2) Les belles choses que porte le ciel de l'éthiopien Dinaw Mengestu
Le jeune Sépha a quitté l’Éthiopie dans des circonstances dramatiques. Des années plus tard, dans la banlieue de Washington où il tient une petite épicerie, il tente tant bien que mal de se reconstruire, partageant avec ses deux amis, Africains comme lui, une nostalgie teintée d’amertume qui leur tient lieu d’univers et de repères. Mais l’arrivée dans le quartier d’une jeune femme blanche et de sa petite fille métisse va bouleverser cet équilibre précaire…
Prix du Premier Roman étranger

3) Ap. J.-C. du grec Vassilis Alexakis
L’histoire commence aujourd’hui, à Athènes, chez Nausicaa, une dame de quatre-vingt-neuf ans, qui demande à l’étudiant qu’elle héberge de mener une enquête sur les moines du Mont Athos. Grand Prix du roman de l'Académie française

4)Istanbul du turc Orhan Pamuk
Vaste roman et vaste fresque, Istanbul constitue avant tout l’éducation sentimentale d’un écrivain dans une ville. Orhan Pamuk y retrace sa vie intime dans une grande famille bourgeoise de la ville, où l’on se veut laïque et progressiste. À travers son récit de la décomposition progressive de cette famille, qui va perdre à la fois son mode de vie traditionnel et son statut social, c’est la société stambouliote, et au-delà la société turque des années 1950-1960, qu’il décrit. C’est aussi la ville de cette époque, encore très proche, dans sa forme, de ce qu’elle était à l’époque de l’Empire ottoman. Ce monde en train de basculer revit à travers de superbes descriptions de lieux, de personnages, d’anecdotes et d’instants, relatés avec vivacité et souvent humour. Prix Nobel de la littérature

5) Quand notre monde est devenu chrétien (312-394) de Paul Veyne
Dans son nouveau livre, Paul Veyne revisite l'apport historiquement révolutionnaire du christianisme jusqu'à le situer au sommet de l'esprit, au terme d'une démonstration aussi rigoureuse qu'enlevée. C'est une revigorante promenade spirituelle, imagée, anticonformiste, passionnante, qui rend le lecteur plus intelligent.
Prix du Sénat du livre d'histoire 2007

6) Odeurs du temps de Jean d'Omesson
Qu'est ce qu'ils nous apprennent, Aragon et Yourcenar, et Borges et Cioran, et les autres ? Que selon la formule de Pessoa, 'la vie ne suffit pas' et que la littérature est là pour nous élever un peu au-dessus de nous-mêmes.

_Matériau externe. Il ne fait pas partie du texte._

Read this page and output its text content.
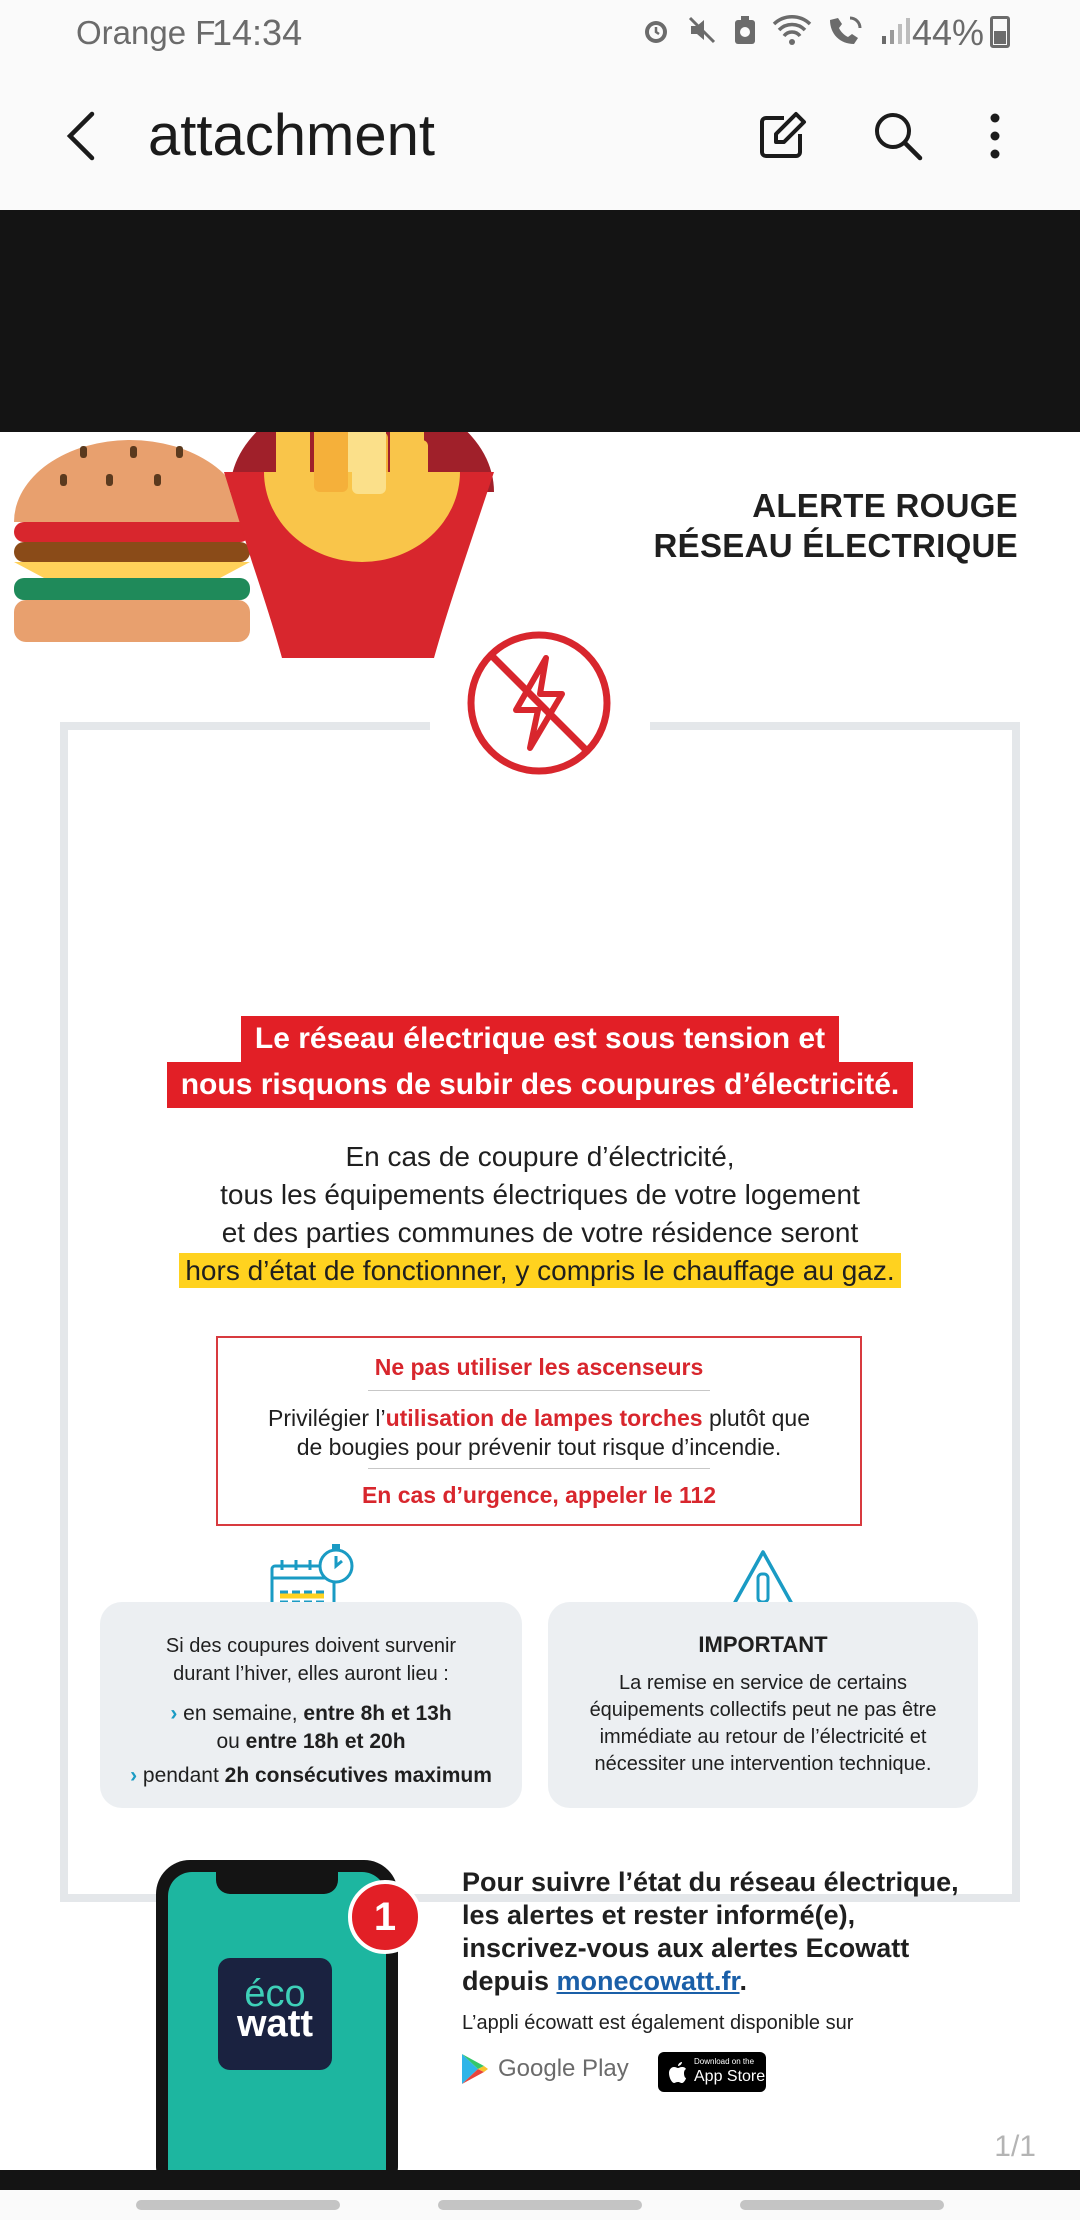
Orange F
14:34	44%
attachment
ALERTE ROUGE
RÉSEAU ÉLECTRIQUE
Le réseau électrique est sous tension et
nous risquons de subir des coupures d’électricité.
En cas de coupure d’électricité,
tous les équipements électriques de votre logement
et des parties communes de votre résidence seront
hors d’état de fonctionner, y compris le chauffage au gaz.
Ne pas utiliser les ascenseurs
Privilégier l’utilisation de lampes torches plutôt que
de bougies pour prévenir tout risque d’incendie.
En cas d’urgence, appeler le 112
Si des coupures doivent survenir
durant l’hiver, elles auront lieu :
› en semaine, entre 8h et 13h
ou entre 18h et 20h
› pendant 2h consécutives maximum
IMPORTANT
La remise en service de certains
équipements collectifs peut ne pas être
immédiate au retour de l’électricité et
nécessiter une intervention technique.
éco
watt
1
Pour suivre l’état du réseau électrique,
les alertes et rester informé(e),
inscrivez-vous aux alertes Ecowatt
depuis monecowatt.fr.
L’appli écowatt est également disponible sur
Google Play	Download on the
App Store
1/1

7) Alabamo Song de Gilles Leroy
Montgomery, Alabama, 1918. Quand Zelda, "Belle du Sud", rencontre le lieutenant Scott Fitzgerald, sa vie prend un tournant décisif. Lui s'est juré de devenir écrivain : le succès retentissant de son premier roman lui donne raison. Le couple devient la coqueluche du Tout-New York. Mais Scott et Zelda ne sont encore que des enfants : propulsés dans le feu de la vie mondaine, ils ne tardent pas à se brûler les ailes... Prix Goncourt 2007

8) Cette histoire-là de l'italien Alessandro Baricco
Ultimo Parri est un jeune homme qui vieillit en s'efforçant de remettre de l'ordre dans le monde. Il a cinq ans lorsqu'il voit sa première automobile, l'année de la course mythique Versailles-Madrid de 1903, dix-neuf le jour de la grande défaite de Caporetto en 1917, vingt-cinq lorsqu'il rencontre la femme de sa vie, et beaucoup plus le soir où il meurt, loin de sa campagne piémontaise natale. Cette histoire-là est son histoire, qui nous emporte dans une course effrénée à travers le vingtième siècle, à laquelle l'écriture brillante et habile d'Alessandro Baricco confère une formidable vivacité, pour en faire une de ses plus belles réussites.

9) L'immeuble Yacoubian de l'égyptien Alaa El Aswany
Connaissez-vous Alaa El Aswany ? C'est un véritable phénomène, avec cent mille exemplaires de L'Immeuble Yacoubian vendus en quelques mois, un film en cours de tournage avec une grande mobilisation de moyens et d'acteurs célèbres. Très vite,poussé par la rumeur, le livre s'est répandu dans le monde arabe et le voici aujourd'hui en français. L'auteur est un vrai Egyptien, enraciné dans la terre noire du Nil, il pose un regard tendre, affectueux, plein de pitié et de compréhension sur ses personnages qui se débattent tous, riches et pauvres, bons et méchants, dans le même piège.

10) Le roman de Léonard de Vinci du russe Dimitri Merejkovski
Comment Léonard de Vinci est-il devenu l'incarnation du génie créateur ? Comment a-t-il vécu, aimé, souffert ? Avec un soin du détail et une inspiration dignes des plus grands, le romancier russe Dimitri Merejkovski (1866-1941) nous entraîne dans l'intimité d'un homme pour lequel le talent, perçu comme un don de Dieu, est un véritable sacerdoce, qu'il assume de toute son âme,refusant les facilités de l'argent et des vanités. Portrait prodigieusement vivant du grand artiste, ce Roman de Léonard de Vinci est également une pièce maîtresse de la littérature russe du XXe siècle.